Eight rules to brilliant brainstorming

1. USE BRAINSTORMING TO COMBINE AND EXTEND IDEAS, NOT JUST HARVEST THEM
Andrew Hargadon's How Breakthroughs Happen shows that creativity occurs when people find ways to build on existing ideas. The power of group brainstorming comes from creating a safe place where people with different ideas can share, blend, and expand their diverse knowledge. If your goal is just to collect the creative ideas that are out there, group brainstorms are a waste of time. You may as well stick to a Web-based system for collecting ideas. Even an old-fashioned employee suggestion box is good enough for this limited task.

2. DON'T BOTHER IF PEOPLE LIVE IN FEAR
Groups bring out the best and the worst in people. If people believe they will be teased, paid less, demoted, fired, or otherwise humiliated, group brainstorming is a bad idea. If your company fires 10% of its employees every year, people might be too afraid of saying something dumb to brainstorm effectively.

3. DO INDIVIDUAL BRAINSTORMING BEFORE AND AFTER GROUP SESSIONS
Alex F. Osborn's 1950s classic, Applied Imagination, which popularized brainstorming, gave sound advice: Creativity comes from a blend of individual and collective ``ideation.'' This means building in time for people to think and learn about the topic before the group brainstorm, as well as time to reflect about what happened after the meetings. When I studied the IDEO team as they developed a new hair-cutting device, engineer Roby Stancel told me that he prepared for the session by going to a local hardware store to look at all kinds of cutting machines -- lawn mowers, hedge clippers, and weed whackers -- to inspire him before the group session.

4. BRAINSTORMING SESSIONS ARE WORTHLESS UNLESS IDEAS LEAD TO ACTION
Brainstorming is just one of many techniques that make a company creative. It is of little value if it's not combined with observing consumers, talking to experts, or building prototype products and experiences that provide an outlet for the ideas generated. I've worked with "creative'' companies that are great at coming up with ideas, but never implement them. I once studied a team that spent a year brainstorming and arguing about a simple product without producing a single prototype, even though a good engineer could have built one in an hour. The project was finally killed when a competitor came out with a similar product.

5. BRAINSTORMING REQUIRES SKILL AND EXPERIENCE BOTH TO DO -- AND ESPECIALLY -- TO FACILITATE
Not everyone can walk into a room and lead a productive brainstorming session. It is not a job for amateurs. In all the places I've seen brainstorming used effectively -- Hewlett-Packard (HPQ ), SAP's (SAP ) Design Services Team, the Hasso Plattner Institute of Design at Stanford University, the Institute for the Future, frog design, and IDEO -- brainstorming is treated as a skill that takes months or years to master. Facilitating a session is a leadership skill that takes even longer to develop.

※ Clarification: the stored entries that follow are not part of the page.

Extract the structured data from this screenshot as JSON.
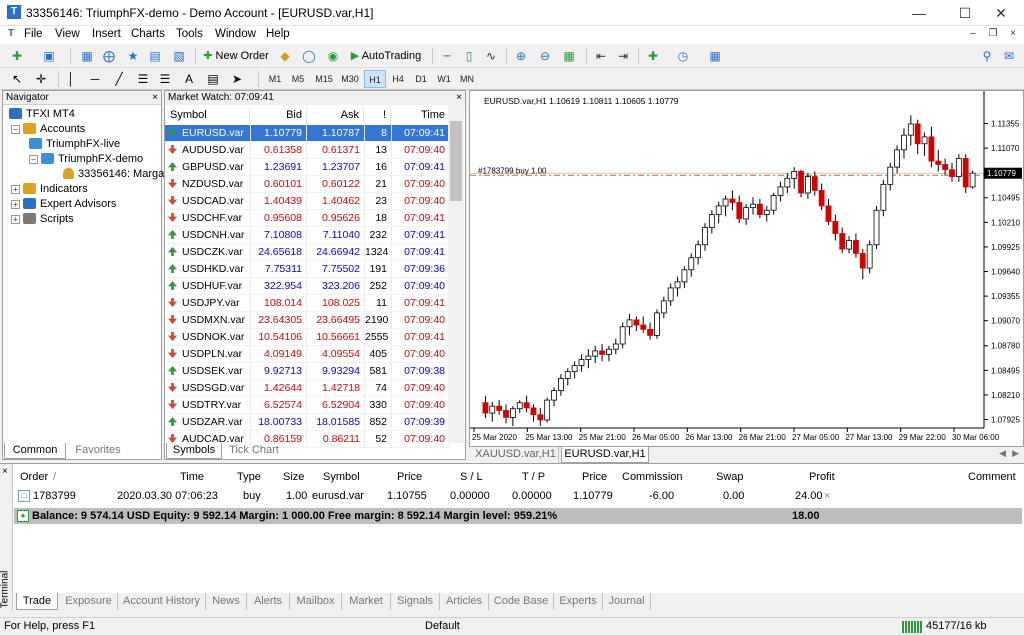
{
  "window": {
    "title": "33356146: TriumphFX-demo - Demo Account - [EURUSD.var,H1]",
    "logo_glyph": "T"
  },
  "menu": [
    "File",
    "View",
    "Insert",
    "Charts",
    "Tools",
    "Window",
    "Help"
  ],
  "toolbar": {
    "new_order": "New Order",
    "autotrading": "AutoTrading",
    "timeframes": [
      "M1",
      "M5",
      "M15",
      "M30",
      "H1",
      "H4",
      "D1",
      "W1",
      "MN"
    ],
    "active_tf": "H1"
  },
  "navigator": {
    "title": "Navigator",
    "items": [
      "TFXI MT4",
      "Accounts",
      "TriumphFX-live",
      "TriumphFX-demo",
      "33356146: Marga",
      "Indicators",
      "Expert Advisors",
      "Scripts"
    ],
    "tabs": [
      "Common",
      "Favorites"
    ]
  },
  "market_watch": {
    "title": "Market Watch: 07:09:41",
    "columns": [
      "Symbol",
      "Bid",
      "Ask",
      "!",
      "Time"
    ],
    "rows": [
      {
        "dir": "up",
        "symbol": "EURUSD.var",
        "bid": "1.10779",
        "ask": "1.10787",
        "spread": "8",
        "time": "07:09:41",
        "color": "blue",
        "selected": true
      },
      {
        "dir": "down",
        "symbol": "AUDUSD.var",
        "bid": "0.61358",
        "ask": "0.61371",
        "spread": "13",
        "time": "07:09:40",
        "color": "red"
      },
      {
        "dir": "up",
        "symbol": "GBPUSD.var",
        "bid": "1.23691",
        "ask": "1.23707",
        "spread": "16",
        "time": "07:09:41",
        "color": "blue"
      },
      {
        "dir": "down",
        "symbol": "NZDUSD.var",
        "bid": "0.60101",
        "ask": "0.60122",
        "spread": "21",
        "time": "07:09:40",
        "color": "red"
      },
      {
        "dir": "down",
        "symbol": "USDCAD.var",
        "bid": "1.40439",
        "ask": "1.40462",
        "spread": "23",
        "time": "07:09:40",
        "color": "red"
      },
      {
        "dir": "down",
        "symbol": "USDCHF.var",
        "bid": "0.95608",
        "ask": "0.95626",
        "spread": "18",
        "time": "07:09:41",
        "color": "red"
      },
      {
        "dir": "up",
        "symbol": "USDCNH.var",
        "bid": "7.10808",
        "ask": "7.11040",
        "spread": "232",
        "time": "07:09:41",
        "color": "blue"
      },
      {
        "dir": "up",
        "symbol": "USDCZK.var",
        "bid": "24.65618",
        "ask": "24.66942",
        "spread": "1324",
        "time": "07:09:41",
        "color": "blue"
      },
      {
        "dir": "up",
        "symbol": "USDHKD.var",
        "bid": "7.75311",
        "ask": "7.75502",
        "spread": "191",
        "time": "07:09:36",
        "color": "blue"
      },
      {
        "dir": "up",
        "symbol": "USDHUF.var",
        "bid": "322.954",
        "ask": "323.206",
        "spread": "252",
        "time": "07:09:40",
        "color": "blue"
      },
      {
        "dir": "down",
        "symbol": "USDJPY.var",
        "bid": "108.014",
        "ask": "108.025",
        "spread": "11",
        "time": "07:09:41",
        "color": "red"
      },
      {
        "dir": "down",
        "symbol": "USDMXN.var",
        "bid": "23.64305",
        "ask": "23.66495",
        "spread": "2190",
        "time": "07:09:40",
        "color": "red"
      },
      {
        "dir": "down",
        "symbol": "USDNOK.var",
        "bid": "10.54106",
        "ask": "10.56661",
        "spread": "2555",
        "time": "07:09:41",
        "color": "red"
      },
      {
        "dir": "down",
        "symbol": "USDPLN.var",
        "bid": "4.09149",
        "ask": "4.09554",
        "spread": "405",
        "time": "07:09:40",
        "color": "red"
      },
      {
        "dir": "up",
        "symbol": "USDSEK.var",
        "bid": "9.92713",
        "ask": "9.93294",
        "spread": "581",
        "time": "07:09:38",
        "color": "blue"
      },
      {
        "dir": "down",
        "symbol": "USDSGD.var",
        "bid": "1.42644",
        "ask": "1.42718",
        "spread": "74",
        "time": "07:09:40",
        "color": "red"
      },
      {
        "dir": "down",
        "symbol": "USDTRY.var",
        "bid": "6.52574",
        "ask": "6.52904",
        "spread": "330",
        "time": "07:09:40",
        "color": "red"
      },
      {
        "dir": "up",
        "symbol": "USDZAR.var",
        "bid": "18.00733",
        "ask": "18.01585",
        "spread": "852",
        "time": "07:09:39",
        "color": "blue"
      },
      {
        "dir": "down",
        "symbol": "AUDCAD.var",
        "bid": "0.86159",
        "ask": "0.86211",
        "spread": "52",
        "time": "07:09:40",
        "color": "red"
      }
    ],
    "tabs": [
      "Symbols",
      "Tick Chart"
    ]
  },
  "chart": {
    "header": "EURUSD.var,H1  1.10619 1.10811 1.10605 1.10779",
    "trade_label": "#1783799 buy 1.00",
    "price_label": "1.10779",
    "tabs": [
      "XAUUSD.var,H1",
      "EURUSD.var,H1"
    ],
    "active_tab": 1
  },
  "chart_data": {
    "type": "candlestick",
    "y_ticks": [
      "1.11355",
      "1.11070",
      "1.10779",
      "1.10495",
      "1.10210",
      "1.09925",
      "1.09640",
      "1.09355",
      "1.09070",
      "1.08780",
      "1.08495",
      "1.08210",
      "1.07925"
    ],
    "x_ticks": [
      "25 Mar 2020",
      "25 Mar 13:00",
      "25 Mar 21:00",
      "26 Mar 05:00",
      "26 Mar 13:00",
      "26 Mar 21:00",
      "27 Mar 05:00",
      "27 Mar 13:00",
      "29 Mar 22:00",
      "30 Mar 06:00"
    ],
    "ylim": [
      1.0785,
      1.115
    ],
    "trade_open": 1.10755,
    "last_price": 1.10779,
    "candles": [
      [
        1.0812,
        1.082,
        1.0794,
        1.08
      ],
      [
        1.08,
        1.0813,
        1.079,
        1.0808
      ],
      [
        1.0808,
        1.0815,
        1.0798,
        1.0803
      ],
      [
        1.0803,
        1.081,
        1.0788,
        1.0795
      ],
      [
        1.0795,
        1.0808,
        1.0785,
        1.0805
      ],
      [
        1.0805,
        1.0815,
        1.08,
        1.0812
      ],
      [
        1.0812,
        1.082,
        1.0801,
        1.0806
      ],
      [
        1.0806,
        1.081,
        1.079,
        1.0798
      ],
      [
        1.0798,
        1.0806,
        1.0785,
        1.0792
      ],
      [
        1.0792,
        1.0818,
        1.0789,
        1.0815
      ],
      [
        1.0815,
        1.083,
        1.0808,
        1.0826
      ],
      [
        1.0826,
        1.0845,
        1.082,
        1.084
      ],
      [
        1.084,
        1.0852,
        1.0832,
        1.0848
      ],
      [
        1.0848,
        1.086,
        1.084,
        1.0855
      ],
      [
        1.0855,
        1.0868,
        1.0848,
        1.0862
      ],
      [
        1.0862,
        1.0874,
        1.0852,
        1.0866
      ],
      [
        1.0866,
        1.0878,
        1.0858,
        1.0872
      ],
      [
        1.0872,
        1.088,
        1.086,
        1.0868
      ],
      [
        1.0868,
        1.0878,
        1.086,
        1.0874
      ],
      [
        1.0874,
        1.0886,
        1.0868,
        1.088
      ],
      [
        1.088,
        1.0905,
        1.0875,
        1.09
      ],
      [
        1.09,
        1.0915,
        1.089,
        1.0908
      ],
      [
        1.0908,
        1.0912,
        1.0895,
        1.0902
      ],
      [
        1.0902,
        1.0912,
        1.0893,
        1.0897
      ],
      [
        1.0897,
        1.0905,
        1.0885,
        1.089
      ],
      [
        1.089,
        1.092,
        1.0886,
        1.0916
      ],
      [
        1.0916,
        1.0935,
        1.091,
        1.093
      ],
      [
        1.093,
        1.095,
        1.0924,
        1.0945
      ],
      [
        1.0945,
        1.0958,
        1.0935,
        1.0952
      ],
      [
        1.0952,
        1.097,
        1.0945,
        1.0966
      ],
      [
        1.0966,
        1.0985,
        1.0958,
        1.098
      ],
      [
        1.098,
        1.1,
        1.0972,
        1.0995
      ],
      [
        1.0995,
        1.102,
        1.0988,
        1.1015
      ],
      [
        1.1015,
        1.1035,
        1.1008,
        1.103
      ],
      [
        1.103,
        1.1045,
        1.102,
        1.104
      ],
      [
        1.104,
        1.1052,
        1.1028,
        1.1048
      ],
      [
        1.1048,
        1.1058,
        1.1035,
        1.1044
      ],
      [
        1.1044,
        1.1052,
        1.102,
        1.1025
      ],
      [
        1.1025,
        1.1042,
        1.1018,
        1.1038
      ],
      [
        1.1038,
        1.105,
        1.103,
        1.1042
      ],
      [
        1.1042,
        1.1048,
        1.1026,
        1.103
      ],
      [
        1.103,
        1.104,
        1.1022,
        1.1035
      ],
      [
        1.1035,
        1.1055,
        1.103,
        1.1052
      ],
      [
        1.1052,
        1.1068,
        1.1045,
        1.1062
      ],
      [
        1.1062,
        1.1078,
        1.1055,
        1.1072
      ],
      [
        1.1072,
        1.1085,
        1.106,
        1.108
      ],
      [
        1.108,
        1.1082,
        1.105,
        1.1055
      ],
      [
        1.1055,
        1.1078,
        1.1048,
        1.1074
      ],
      [
        1.1074,
        1.108,
        1.1052,
        1.1058
      ],
      [
        1.1058,
        1.1066,
        1.1035,
        1.104
      ],
      [
        1.104,
        1.1048,
        1.1018,
        1.1022
      ],
      [
        1.1022,
        1.103,
        1.1,
        1.1008
      ],
      [
        1.1008,
        1.1015,
        1.0985,
        1.099
      ],
      [
        1.099,
        1.1005,
        1.0985,
        1.1
      ],
      [
        1.1,
        1.1008,
        1.098,
        1.0985
      ],
      [
        1.0985,
        1.099,
        1.0955,
        1.0968
      ],
      [
        1.0968,
        1.1,
        1.0962,
        1.0995
      ],
      [
        1.0995,
        1.104,
        1.099,
        1.1035
      ],
      [
        1.1035,
        1.107,
        1.1028,
        1.1065
      ],
      [
        1.1065,
        1.109,
        1.1058,
        1.1085
      ],
      [
        1.1085,
        1.111,
        1.1078,
        1.1105
      ],
      [
        1.1105,
        1.113,
        1.1095,
        1.1122
      ],
      [
        1.1122,
        1.1145,
        1.111,
        1.1135
      ],
      [
        1.1135,
        1.114,
        1.11,
        1.1112
      ],
      [
        1.1112,
        1.1125,
        1.1098,
        1.112
      ],
      [
        1.112,
        1.1132,
        1.1085,
        1.1092
      ],
      [
        1.1092,
        1.1105,
        1.108,
        1.1088
      ],
      [
        1.1088,
        1.1095,
        1.1075,
        1.1082
      ],
      [
        1.1082,
        1.109,
        1.1068,
        1.1074
      ],
      [
        1.1074,
        1.11,
        1.1068,
        1.1095
      ],
      [
        1.1095,
        1.11,
        1.1055,
        1.1062
      ],
      [
        1.1062,
        1.1081,
        1.106,
        1.1078
      ]
    ]
  },
  "terminal": {
    "side_label": "Terminal",
    "columns": [
      "Order",
      "/",
      "Time",
      "Type",
      "Size",
      "Symbol",
      "Price",
      "S / L",
      "T / P",
      "Price",
      "Commission",
      "Swap",
      "Profit",
      "Comment"
    ],
    "order": {
      "order": "1783799",
      "time": "2020.03.30 07:06:23",
      "type": "buy",
      "size": "1.00",
      "symbol": "eurusd.var",
      "price": "1.10755",
      "sl": "0.00000",
      "tp": "0.00000",
      "cur_price": "1.10779",
      "commission": "-6.00",
      "swap": "0.00",
      "profit": "24.00",
      "close": "×"
    },
    "balance_line": "Balance: 9 574.14 USD  Equity: 9 592.14  Margin: 1 000.00  Free margin: 8 592.14  Margin level: 959.21%",
    "balance_profit": "18.00",
    "tabs": [
      "Trade",
      "Exposure",
      "Account History",
      "News",
      "Alerts",
      "Mailbox",
      "Market",
      "Signals",
      "Articles",
      "Code Base",
      "Experts",
      "Journal"
    ]
  },
  "status": {
    "help": "For Help, press F1",
    "profile": "Default",
    "traffic": "45177/16 kb"
  },
  "colors": {
    "bull": "#ffffff",
    "bear": "#d90000",
    "bid_up": "#0000ff",
    "bid_down": "#e00000",
    "selection": "#3476d8",
    "trade_line": "#d2691e"
  }
}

6. A GOOD BRAINSTORMING SESSION IS COMPETITIVE -- IN THE RIGHT WAY
In the best brainstorms, people compete to get everyone else to contribute, to make everyone feel like part of the group, and to treat everyone as collaborators toward a common goal. The worst thing a manager can do is set up the session as an "I win, you lose'' game, in which ideas are explicitly rated, ranked, and rewarded. A Stanford grad student once told me about a team leader at his former company who started giving bonuses to people who generated the best ideas in brainstorms. The resulting fear and dysfunction drastically reduced the number of ideas generated by what had once been a creative and cooperative group.

7. BRAINSTORMING SESSIONS CAN BE USED FOR MORE THAN JUST GENERATING IDEAS
Brainstorms are places to listen, learn, and educate. At IDEO, they support the company's culture and work practices. Project teams use brainstorms to get input from people with diverse skills throughout the company. Knowledge is spread about new industries and technologies. Newcomers and veterans learn about who knows what. The explicit goal of a group brainstorm is to generate ideas. But the other benefits of routinely gathering rotating groups of people from around an organization to talk about ideas might ultimately be more important for supporting creative work.

8. FOLLOW THE RULES, OR DON'T CALL IT A BRAINSTORM
This is true even if you hold only occasional brainstorms and even if your work doesn't require constant creativity. The worst brainstorms happen when the term is used loosely and the rules aren't followed at all. Perhaps the biggest mistake that leaders make is failing to keep their mouths shut. I once went to a meeting that started with the boss saying: "Let's brainstorm.'' He followed this pronouncement with 30 minutes of his own rambling thoughts, without a single idea coming from the room. Now, that's productivity loss!